Personal information
- Born: March 1, 1955 (age 71) Fort Pierce, Florida, U.S.
- Listed height: 6 ft 3 in (1.91 m)
- Listed weight: 259 lb (117 kg)

Career information
- High school: Fort Pierce (FL) Central
- College: Miami (FL)
- NFL draft: 1978: 1st round, 27th overall pick

Career history
- Denver Broncos (1978–1983);

Awards and highlights
- PFWA All-Rookie Team (1978); Second-team All-American (1977);

Career NFL statistics
- Sacks: 8
- Fumble recoveries: 2
- Interceptions: 1
- Stats at Pro Football Reference

= Don Latimer =

American football player (born 1955)

Donald Bertsom Latimer (born March 1, 1955) is an American former professional football player who was a nose tackle for the Denver Broncos of the National Football League (NFL) in the late 1970s and early 1980s.
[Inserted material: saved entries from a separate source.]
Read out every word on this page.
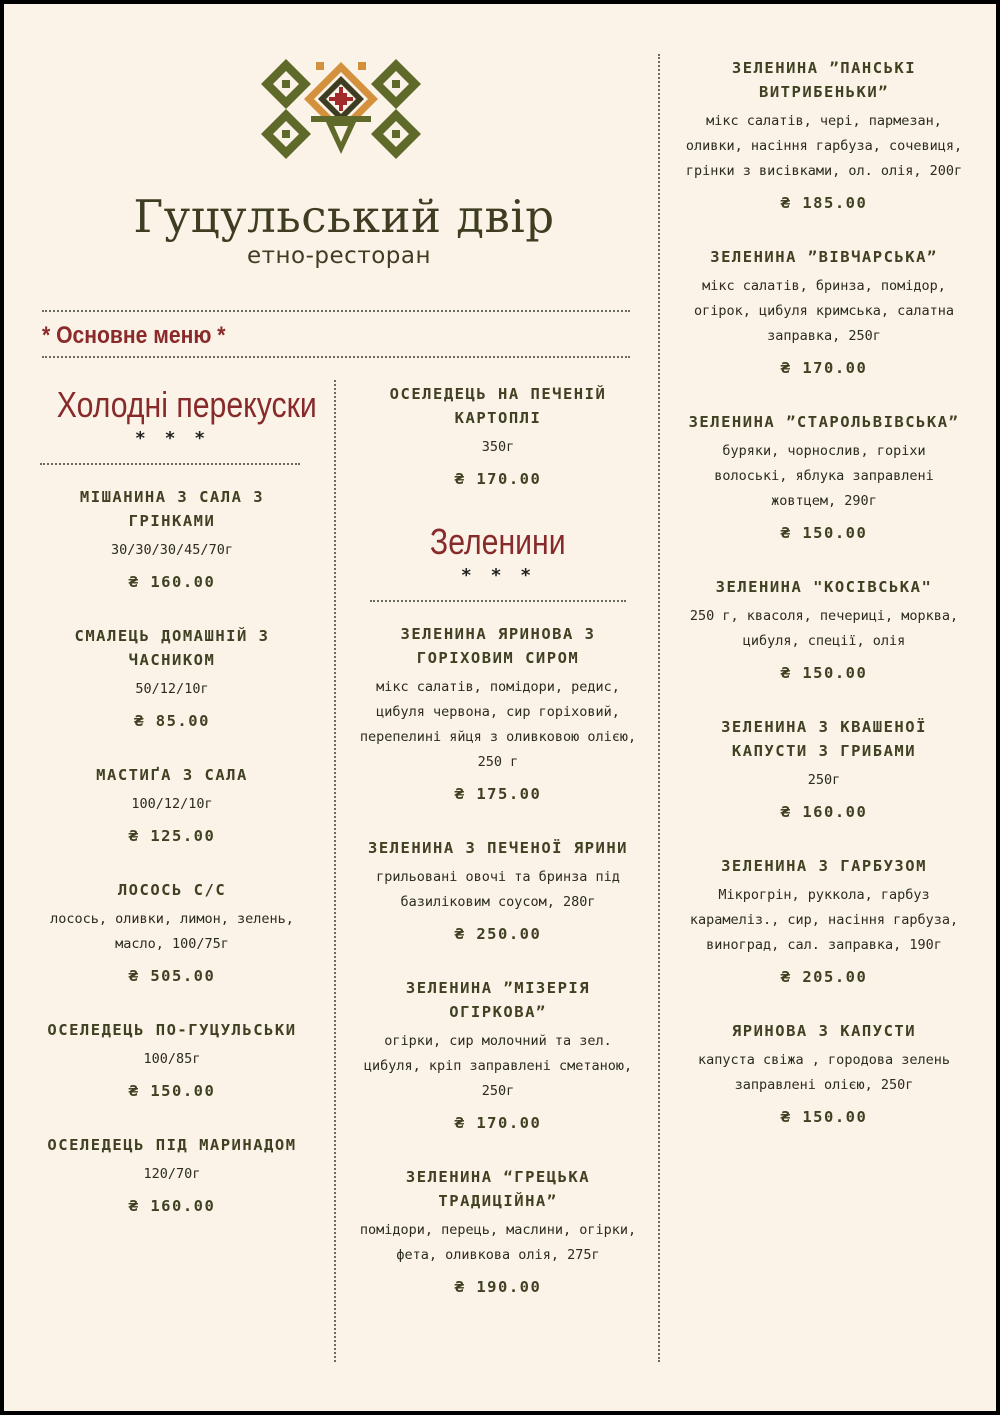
Гуцульський двір
етно-ресторан
* Основне меню *
Холодні перекуски
* * *
МІШАНИНА З САЛА З ГРІНКАМИ
30/30/30/45/70г
₴ 160.00
СМАЛЕЦЬ ДОМАШНІЙ З ЧАСНИКОМ
50/12/10г
₴ 85.00
МАСТИҐА З САЛА
100/12/10г
₴ 125.00
ЛОСОСЬ С/С
лосось, оливки, лимон, зелень, масло, 100/75г
₴ 505.00
ОСЕЛЕДЕЦЬ ПО-ГУЦУЛЬСЬКИ
100/85г
₴ 150.00
ОСЕЛЕДЕЦЬ ПІД МАРИНАДОМ
120/70г
₴ 160.00
ОСЕЛЕДЕЦЬ НА ПЕЧЕНІЙ КАРТОПЛІ
350г
₴ 170.00
Зеленини
* * *
ЗЕЛЕНИНА ЯРИНОВА З ГОРІХОВИМ СИРОМ
мікс салатів, помідори, редис, цибуля червона, сир горіховий, перепелині яйця з оливковою олією, 250 г
₴ 175.00
ЗЕЛЕНИНА З ПЕЧЕНОЇ ЯРИНИ
грильовані овочі та бринза під базиліковим соусом, 280г
₴ 250.00
ЗЕЛЕНИНА ”МІЗЕРІЯ ОГІРКОВА”
огірки, сир молочний та зел. цибуля, кріп заправлені сметаною, 250г
₴ 170.00
ЗЕЛЕНИНА “ГРЕЦЬКА ТРАДИЦІЙНА”
помідори, перець, маслини, огірки, фета, оливкова олія, 275г
₴ 190.00
ЗЕЛЕНИНА ”ПАНСЬКІ ВИТРИБЕНЬКИ”
мікс салатів, чері, пармезан, оливки, насіння гарбуза, сочевиця, грінки з висівками, ол. олія, 200г
₴ 185.00
ЗЕЛЕНИНА ”ВІВЧАРСЬКА”
мікс салатів, бринза, помідор, огірок, цибуля кримська, салатна заправка, 250г
₴ 170.00
ЗЕЛЕНИНА ”СТАРОЛЬВІВСЬКА”
буряки, чорнослив, горіхи волоські, яблука заправлені жовтцем, 290г
₴ 150.00
ЗЕЛЕНИНА "КОСІВСЬКА"
250 г, квасоля, печериці, морква, цибуля, спеції, олія
₴ 150.00
ЗЕЛЕНИНА З КВАШЕНОЇ КАПУСТИ З ГРИБАМИ
250г
₴ 160.00
ЗЕЛЕНИНА З ГАРБУЗОМ
Мікрогрін, руккола, гарбуз карамеліз., сир, насіння гарбуза, виноград, сал. заправка, 190г
₴ 205.00
ЯРИНОВА З КАПУСТИ
капуста свіжа , городова зелень заправлені олією, 250г
₴ 150.00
Latimer was born and raised in Fort Pierce, Florida. He played high school football at Fort Pierce Central High School. Latimer attended the University of Miami, where he played football as a defensive lineman in the mid-1970s.

Latimer was picked in the first round (27th overall) in the 1978 NFL draft by the Denver Broncos, where he played six seasons. In 1983, he signed a contract with the Jacksonville Bulls, franchise of the United States Football League (USFL).

His son, Zach Latimer, was a linebacker for the University of Oklahoma.